Reprinted from the Chipping Norton News.
   
    DON DAVIDSON

Will I ever ‘grow up’? Most unlikely, I enjoy playing with Dinky Toys, along with Corgi Toys and other makes, too much! Four times a year, every year for the last 10+ years, I’ve organised Collectors Toy & Train Fairs at Top School (Chipping Norton School – the comp – for those who don’t know the local vernacular). Here like-minded juveniles of all ages can buy, sell, swap or just stare longingly at reminders of their childhood.

So, ‘How did it all start?’ or just, ‘Why?’ I hear you all shout. Well, many years ago as a child growing up in Northumberland, every week I used to save my pocket money and about once a month I bought a new Dinky Toy and had amassed quite a collection by the time I was fifteen or sixteen. (Nerdy bit here – ‘Dinky Toys’ is actually a trade name even though it is often used to describe all toy cars & vehicles; a bit like ‘Thermos’ for vacuum flasks or ‘Hoover’ for vacuum cleaners.)

However when I was fifteen or sixteen I began to discover other ways of amusing myself rather than whizzing toy racing cars across the school play-ground, so the collection was swiftly consigned to the garden shed. A year or so later when the shed was needed to house a full size car the toys ended up going to a local church jumble sale. Oh, if only I had known then what I know now! All that survived was a small model of a Hawker Hurricane aeroplane; the only Dinky Toy left in my possession.

That state of affairs existed for many years until Liz Read, the Head of Lower School at the Top School (where I used to teach as some of you may recall) decided to have a charity jumble sale. Our office was used as the main collection point and soon was filled with a glorious melange of unwanted ‘treasure’. In the bottom of one rather tatty cardboard box I discovered three Dinky Toy racing cars, all in very playworn condition. Two were ones I’d had as a kid and the other was one I’d never had the chance to buy; my local shop was small and never carried the full range.

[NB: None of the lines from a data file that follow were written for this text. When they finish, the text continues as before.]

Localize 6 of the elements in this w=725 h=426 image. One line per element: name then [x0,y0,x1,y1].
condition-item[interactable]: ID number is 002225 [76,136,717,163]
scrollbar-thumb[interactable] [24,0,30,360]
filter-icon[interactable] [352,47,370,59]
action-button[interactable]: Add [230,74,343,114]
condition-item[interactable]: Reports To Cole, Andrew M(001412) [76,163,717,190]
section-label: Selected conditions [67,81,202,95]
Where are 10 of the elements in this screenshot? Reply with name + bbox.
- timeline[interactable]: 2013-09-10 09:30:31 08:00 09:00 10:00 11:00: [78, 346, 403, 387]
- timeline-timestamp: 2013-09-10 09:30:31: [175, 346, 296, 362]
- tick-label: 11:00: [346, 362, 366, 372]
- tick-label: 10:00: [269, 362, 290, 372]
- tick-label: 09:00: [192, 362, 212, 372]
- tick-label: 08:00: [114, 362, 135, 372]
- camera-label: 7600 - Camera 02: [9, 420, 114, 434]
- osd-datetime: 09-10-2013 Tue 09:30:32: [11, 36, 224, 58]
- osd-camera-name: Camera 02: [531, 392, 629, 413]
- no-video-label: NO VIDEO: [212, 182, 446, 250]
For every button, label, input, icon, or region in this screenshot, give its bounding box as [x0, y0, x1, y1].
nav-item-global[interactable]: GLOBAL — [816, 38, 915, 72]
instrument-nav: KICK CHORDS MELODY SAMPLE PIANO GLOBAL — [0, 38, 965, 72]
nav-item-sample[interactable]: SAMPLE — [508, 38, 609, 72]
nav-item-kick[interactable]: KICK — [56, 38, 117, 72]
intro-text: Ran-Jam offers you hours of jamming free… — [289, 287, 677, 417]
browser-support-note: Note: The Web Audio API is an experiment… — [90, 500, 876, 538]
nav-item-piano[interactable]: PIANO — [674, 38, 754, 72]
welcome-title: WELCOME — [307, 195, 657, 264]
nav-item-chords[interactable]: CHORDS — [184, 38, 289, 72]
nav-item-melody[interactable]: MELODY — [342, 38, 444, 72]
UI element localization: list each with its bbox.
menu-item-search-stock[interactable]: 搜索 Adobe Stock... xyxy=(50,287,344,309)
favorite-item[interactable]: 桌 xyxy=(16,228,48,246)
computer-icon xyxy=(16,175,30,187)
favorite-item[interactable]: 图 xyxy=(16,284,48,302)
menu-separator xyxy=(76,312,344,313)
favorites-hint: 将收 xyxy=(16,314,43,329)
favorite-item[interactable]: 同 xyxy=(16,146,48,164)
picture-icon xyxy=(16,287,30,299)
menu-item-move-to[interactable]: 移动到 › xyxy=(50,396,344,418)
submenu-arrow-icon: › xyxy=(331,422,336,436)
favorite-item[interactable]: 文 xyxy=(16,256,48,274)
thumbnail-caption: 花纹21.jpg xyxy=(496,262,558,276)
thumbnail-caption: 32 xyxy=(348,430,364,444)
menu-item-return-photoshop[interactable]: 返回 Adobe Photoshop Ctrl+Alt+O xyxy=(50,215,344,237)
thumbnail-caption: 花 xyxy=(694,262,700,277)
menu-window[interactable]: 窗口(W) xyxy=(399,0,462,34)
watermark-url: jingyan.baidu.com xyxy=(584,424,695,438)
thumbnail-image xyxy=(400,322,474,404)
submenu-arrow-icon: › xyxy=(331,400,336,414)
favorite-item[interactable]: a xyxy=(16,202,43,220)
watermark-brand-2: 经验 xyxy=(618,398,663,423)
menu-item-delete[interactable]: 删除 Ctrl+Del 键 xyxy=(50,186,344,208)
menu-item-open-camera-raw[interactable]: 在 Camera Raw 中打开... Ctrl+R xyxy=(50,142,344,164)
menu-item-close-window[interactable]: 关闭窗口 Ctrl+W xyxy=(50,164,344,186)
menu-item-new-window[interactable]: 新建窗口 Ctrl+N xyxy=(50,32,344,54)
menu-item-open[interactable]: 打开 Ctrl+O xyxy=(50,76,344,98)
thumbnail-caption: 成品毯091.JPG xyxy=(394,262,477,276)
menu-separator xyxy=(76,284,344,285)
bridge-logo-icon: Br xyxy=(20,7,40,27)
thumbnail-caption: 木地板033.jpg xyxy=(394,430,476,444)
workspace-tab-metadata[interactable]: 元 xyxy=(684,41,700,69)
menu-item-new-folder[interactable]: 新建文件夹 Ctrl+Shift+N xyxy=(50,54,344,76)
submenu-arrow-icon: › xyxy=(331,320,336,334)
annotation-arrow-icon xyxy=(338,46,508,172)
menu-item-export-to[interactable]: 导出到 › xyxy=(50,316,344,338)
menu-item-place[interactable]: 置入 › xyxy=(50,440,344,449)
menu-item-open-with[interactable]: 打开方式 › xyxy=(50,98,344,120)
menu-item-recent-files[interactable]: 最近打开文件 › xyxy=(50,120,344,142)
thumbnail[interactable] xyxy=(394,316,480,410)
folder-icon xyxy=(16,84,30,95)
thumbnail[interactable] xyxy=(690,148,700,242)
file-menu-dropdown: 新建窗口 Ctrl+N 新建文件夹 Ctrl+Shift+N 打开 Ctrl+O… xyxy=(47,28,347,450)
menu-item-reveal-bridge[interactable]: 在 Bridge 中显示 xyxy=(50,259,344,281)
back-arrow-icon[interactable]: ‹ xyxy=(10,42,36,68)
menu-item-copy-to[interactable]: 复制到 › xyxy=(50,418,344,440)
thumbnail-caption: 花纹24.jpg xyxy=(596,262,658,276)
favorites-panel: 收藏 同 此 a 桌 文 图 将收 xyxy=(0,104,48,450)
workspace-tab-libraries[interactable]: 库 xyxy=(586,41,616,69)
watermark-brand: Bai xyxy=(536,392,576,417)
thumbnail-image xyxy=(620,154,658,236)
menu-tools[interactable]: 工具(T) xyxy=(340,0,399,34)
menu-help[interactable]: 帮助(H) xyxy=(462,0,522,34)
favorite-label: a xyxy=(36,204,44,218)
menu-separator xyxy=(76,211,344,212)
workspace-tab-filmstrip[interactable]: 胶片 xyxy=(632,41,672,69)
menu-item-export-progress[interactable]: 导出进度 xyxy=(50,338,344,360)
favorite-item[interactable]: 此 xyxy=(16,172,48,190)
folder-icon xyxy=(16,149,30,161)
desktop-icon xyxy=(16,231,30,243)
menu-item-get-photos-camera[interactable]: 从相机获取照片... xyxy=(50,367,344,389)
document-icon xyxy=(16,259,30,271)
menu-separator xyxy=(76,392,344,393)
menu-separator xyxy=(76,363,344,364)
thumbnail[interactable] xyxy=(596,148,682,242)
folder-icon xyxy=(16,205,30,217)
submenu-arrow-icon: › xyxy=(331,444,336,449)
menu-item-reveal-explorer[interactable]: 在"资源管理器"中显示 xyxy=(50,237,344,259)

Anyway I purchased these three wrecks for a couple of quid from Liz, took them home, restored them to their former glory and that was when I became infected by the collecting bug! This condition has steadily worsened over the years to the now nearly critical point of not only being a collector but a ‘Toy Fair Organiser’. For those who do not know, a Toy Fair is very similar to an Antique Fair where a number of dealers spread their stock out on tables in the hope that members of the public will come and buy, or even bring something in to swap, for some of it. The main difference being all the dealers have never grown up themselves and so the atmosphere is not so ‘sacred’ or ‘refined’ as is the case at certain Antique Fairs!

Why not come along to our next fair to see what your old toys, if you’d bothered to keep them, would now be worth; but beware the collecting bug can be very infectious!